Lo scudo, convertito in uno specchio vero e proprio,(310) acquista poi [121] importanza maggiore nella trasformazione dell’impresa di Perseo introdotta dal Boiardo nel suo poema e assegnata a Prasildo (I, XII, 24 sgg.); dacché vedendo nello specchio sé medesima, Medusa fugge atterrita. Essa vi si vede orribile. Contrariamente al vero; poiché è invece bellissima, e tale apparisce agli occhi degli altri. Su di loro l’effetto che la sua vista produce consiste nel farli smemorare e sbalordire (st. 31 e 34),(311) sicché riesce analogo a quello dello scudo d’Atlante.
Così Medusa potrebb’anche bastare a render conto della genesi dell’invenzione ariostesca; ma è verosimile che altri elementi contribuissero. Non a torto il Lavezuola - chi consideri lo studio assiduo che l’Ariosto aveva fatto del teatro latino - cita il passo dove il «Miles Gloriosus» di Plauto ordina ai servi di rendergli lo scudo più fulgido dei raggi solari in un giorno sereno,
Ut, ubi usus veniat, contra conserta manuOculorum praestringat aciem in acie hostibus.

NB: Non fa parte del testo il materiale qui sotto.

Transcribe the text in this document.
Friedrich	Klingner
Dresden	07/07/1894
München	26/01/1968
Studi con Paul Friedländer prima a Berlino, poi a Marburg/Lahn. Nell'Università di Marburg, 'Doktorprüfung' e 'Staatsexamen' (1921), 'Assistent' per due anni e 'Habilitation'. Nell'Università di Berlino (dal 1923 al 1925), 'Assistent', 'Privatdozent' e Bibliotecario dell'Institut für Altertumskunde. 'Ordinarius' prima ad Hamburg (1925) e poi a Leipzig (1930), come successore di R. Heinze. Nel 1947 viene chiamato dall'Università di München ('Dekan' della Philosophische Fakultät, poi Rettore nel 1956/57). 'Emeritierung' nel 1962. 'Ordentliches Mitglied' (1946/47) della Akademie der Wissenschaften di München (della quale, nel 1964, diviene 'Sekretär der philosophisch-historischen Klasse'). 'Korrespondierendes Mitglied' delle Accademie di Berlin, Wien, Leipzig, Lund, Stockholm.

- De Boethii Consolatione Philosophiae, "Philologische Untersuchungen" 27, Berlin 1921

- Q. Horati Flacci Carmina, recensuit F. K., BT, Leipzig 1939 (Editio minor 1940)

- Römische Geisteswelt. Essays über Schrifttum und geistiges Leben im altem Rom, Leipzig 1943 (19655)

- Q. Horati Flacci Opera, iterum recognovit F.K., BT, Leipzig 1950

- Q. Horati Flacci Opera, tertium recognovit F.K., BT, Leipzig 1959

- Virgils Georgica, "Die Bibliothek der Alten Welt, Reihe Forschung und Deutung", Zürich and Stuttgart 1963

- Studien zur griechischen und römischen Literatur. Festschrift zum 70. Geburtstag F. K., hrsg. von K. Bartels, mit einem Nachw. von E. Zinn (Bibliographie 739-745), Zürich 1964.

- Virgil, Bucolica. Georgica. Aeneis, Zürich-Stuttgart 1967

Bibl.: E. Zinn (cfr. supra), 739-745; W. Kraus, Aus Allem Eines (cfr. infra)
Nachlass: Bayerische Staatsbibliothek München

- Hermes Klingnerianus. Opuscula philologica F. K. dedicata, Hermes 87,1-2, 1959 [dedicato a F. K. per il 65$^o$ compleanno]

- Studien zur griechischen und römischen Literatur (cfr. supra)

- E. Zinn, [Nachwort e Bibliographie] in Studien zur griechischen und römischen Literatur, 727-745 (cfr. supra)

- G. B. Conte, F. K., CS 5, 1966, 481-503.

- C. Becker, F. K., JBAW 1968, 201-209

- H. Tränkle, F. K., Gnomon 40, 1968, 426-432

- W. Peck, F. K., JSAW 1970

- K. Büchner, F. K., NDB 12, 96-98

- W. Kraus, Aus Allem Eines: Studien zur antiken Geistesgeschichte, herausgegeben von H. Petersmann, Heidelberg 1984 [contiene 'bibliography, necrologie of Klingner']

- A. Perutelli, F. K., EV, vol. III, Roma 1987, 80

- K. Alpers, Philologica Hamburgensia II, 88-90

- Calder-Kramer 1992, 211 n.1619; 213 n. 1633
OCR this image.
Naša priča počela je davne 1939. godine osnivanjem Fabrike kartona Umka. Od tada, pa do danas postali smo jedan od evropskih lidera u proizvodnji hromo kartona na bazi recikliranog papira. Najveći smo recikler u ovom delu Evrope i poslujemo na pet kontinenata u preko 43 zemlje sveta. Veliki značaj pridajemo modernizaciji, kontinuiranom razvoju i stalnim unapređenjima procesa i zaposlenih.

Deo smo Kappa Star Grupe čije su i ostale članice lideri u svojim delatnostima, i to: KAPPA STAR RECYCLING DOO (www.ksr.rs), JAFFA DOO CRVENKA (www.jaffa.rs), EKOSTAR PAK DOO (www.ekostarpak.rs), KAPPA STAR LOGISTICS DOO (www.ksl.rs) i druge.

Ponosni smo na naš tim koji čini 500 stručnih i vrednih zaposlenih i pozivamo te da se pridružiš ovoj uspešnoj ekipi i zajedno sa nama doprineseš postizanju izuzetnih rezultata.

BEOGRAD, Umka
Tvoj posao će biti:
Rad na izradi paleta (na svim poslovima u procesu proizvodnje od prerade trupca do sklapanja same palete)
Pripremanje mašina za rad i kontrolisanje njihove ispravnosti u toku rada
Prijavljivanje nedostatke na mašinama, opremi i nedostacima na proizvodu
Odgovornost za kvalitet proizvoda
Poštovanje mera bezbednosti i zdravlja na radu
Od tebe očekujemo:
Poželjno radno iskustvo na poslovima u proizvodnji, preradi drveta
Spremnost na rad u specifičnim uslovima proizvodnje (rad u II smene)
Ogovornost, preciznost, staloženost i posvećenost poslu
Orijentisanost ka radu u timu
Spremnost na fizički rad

A questi versi aggiunge evidenza l’essere i primi della commedia. Ciò tuttavia non varrà davvero a farci consentire col loro allegatore, che ad essi riporterebbe tutto addirittura, respingendo Medusa. Il carattere stesso di mera smargiassata e le disposizioni d’animo così differenti che quei versi presuppongono e determinano, rallentano il legame. Il quale si potrebbe invece senza difficoltà immaginare assai stretto con una certa targa imbracciata dal Veglio della Montagna alla battaglia di Roncisvalle com’è narrata dal cosiddetto Viaggio di Carlo Magno in Ispagna (II, p. 140 e 161): targa munita di tre pietre preziose, che, per forza d’incanto,(312) rendono «stulto o matto» [122] chiunque le guarda.